Police and Toronto Public Library staff kept a close eye on a gathering held at a library branch in Etobicoke Wednesday to honour a lawyer who represented several well-known white supremacists.

A handful of people attended the gathering at the Richview Library to pay tribute to the recently deceased lawyer, Barbara Kulaszka, who defended a number of people associated with far-right causes, including Holocaust-denier Ernst Zündel.

While some people ventured inside to monitor what the group was saying, there were no protests outside and the meeting was held without incident.

Some groups had called for the booking to be cancelled, however city officials said they were not able to reject the request.

In a statement, Mayor John Tory said he was “deeply concerned” about the meeting and said he has expressed those concerns to library staff.

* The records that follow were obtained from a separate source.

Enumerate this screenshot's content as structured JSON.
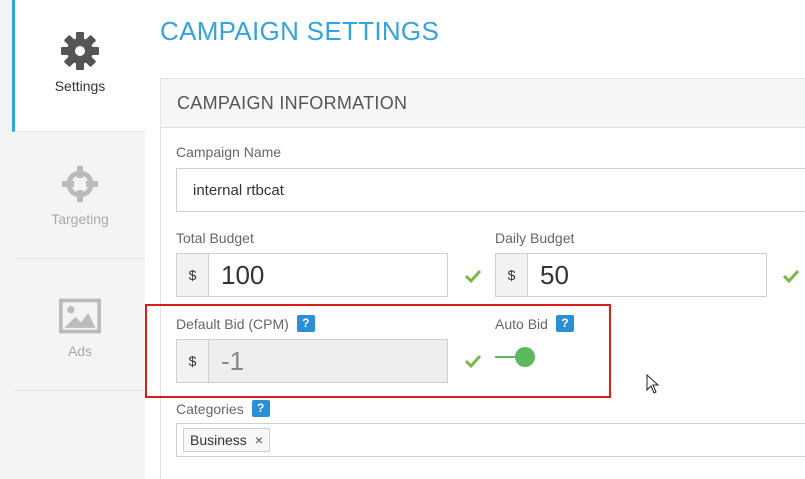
{
  "sidebar": {
    "items": [
      {
        "label": "Settings",
        "icon": "gear-icon",
        "active": true
      },
      {
        "label": "Targeting",
        "icon": "crosshair-icon",
        "active": false
      },
      {
        "label": "Ads",
        "icon": "image-icon",
        "active": false
      }
    ]
  },
  "page": {
    "title": "CAMPAIGN SETTINGS"
  },
  "panel": {
    "title": "CAMPAIGN INFORMATION"
  },
  "form": {
    "campaign_name": {
      "label": "Campaign Name",
      "value": "internal rtbcat"
    },
    "total_budget": {
      "label": "Total Budget",
      "currency": "$",
      "value": "100"
    },
    "daily_budget": {
      "label": "Daily Budget",
      "currency": "$",
      "value": "50"
    },
    "default_bid": {
      "label": "Default Bid (CPM)",
      "currency": "$",
      "value": "-1",
      "help": "?"
    },
    "auto_bid": {
      "label": "Auto Bid",
      "help": "?",
      "enabled": true
    },
    "categories": {
      "label": "Categories",
      "help": "?",
      "tags": [
        {
          "label": "Business",
          "remove": "×"
        }
      ]
    }
  },
  "colors": {
    "accent": "#35a3de",
    "check": "#7ab648",
    "toggle": "#5cb85c",
    "highlight": "#e01b1b",
    "help": "#2a8fd6"
  }
}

“Following a request I made to consider the cancellation of this event, I was informed that the library has received legal advice that it cannot reject this room booking request,” Tory said in the statement. “I have asked the library to ensure this event is closely monitored.”

He said his office will also be asking the library board to review its room rental policies in the wake of the event.

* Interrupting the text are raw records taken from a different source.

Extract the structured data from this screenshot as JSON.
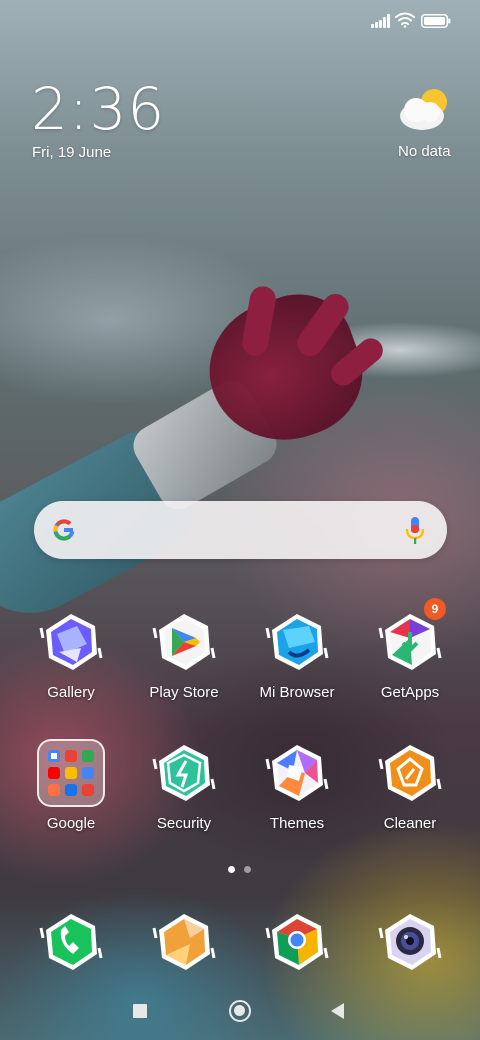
{
  "status_bar": {
    "signal_icon": "signal-bars-icon",
    "wifi_icon": "wifi-icon",
    "battery_icon": "battery-icon"
  },
  "clock": {
    "time": "2:36",
    "date": "Fri, 19 June"
  },
  "weather": {
    "icon": "partly-cloudy-icon",
    "text": "No data"
  },
  "search_bar": {
    "logo_icon": "google-g-icon",
    "mic_icon": "mic-icon"
  },
  "apps": {
    "row1": [
      {
        "label": "Gallery",
        "icon": "gallery-icon"
      },
      {
        "label": "Play Store",
        "icon": "play-store-icon"
      },
      {
        "label": "Mi Browser",
        "icon": "mi-browser-icon"
      },
      {
        "label": "GetApps",
        "icon": "getapps-icon",
        "badge": "9"
      }
    ],
    "row2": [
      {
        "label": "Google",
        "icon": "google-folder-icon"
      },
      {
        "label": "Security",
        "icon": "security-icon"
      },
      {
        "label": "Themes",
        "icon": "themes-icon"
      },
      {
        "label": "Cleaner",
        "icon": "cleaner-icon"
      }
    ]
  },
  "dock": [
    {
      "icon": "phone-icon"
    },
    {
      "icon": "messages-icon"
    },
    {
      "icon": "chrome-icon"
    },
    {
      "icon": "camera-icon"
    }
  ],
  "pager": {
    "pages": 2,
    "current": 1
  },
  "nav_bar": {
    "recent_icon": "recent-apps-icon",
    "home_icon": "home-icon",
    "back_icon": "back-icon"
  },
  "colors": {
    "badge": "#f05a24",
    "gallery": "#6b5cff",
    "play_store": "#34a853",
    "mi_browser": "#1aa3e8",
    "getapps": "#e8334a",
    "security": "#2ec29a",
    "themes": "#e9538f",
    "cleaner": "#ef8f1a",
    "phone": "#19c25a",
    "messages": "#f0a13a",
    "chrome": "#db4437",
    "camera": "#4a4e9a"
  }
}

In a statement, Coun. James Pasternak said he is “deeply disturbed” by the meeting and called on the library to cancel the permit.

“It is truly shocking that individuals who spread hatred, deny the Holocaust and have ties to neo-Nazi groups are being provided a permit by the Toronto Public Library to host an event inside a public building,” Pasternak said in the statement.

Speaking with reporters after the gathering, one man who participated said it was “completely harmless.” He said nothing took place at the meeting that was counter to diversity, which he said is a “reality” of Canada whether he likes it or not. 

When asked if Holocaust denial took place at the meeting, he said “there was no Holocaust denial going on and if there was, what of it?”

More than six million Jews were systematically murdered by the Nazi regime during World War II as part of a program of ethnic cleansing and genocide.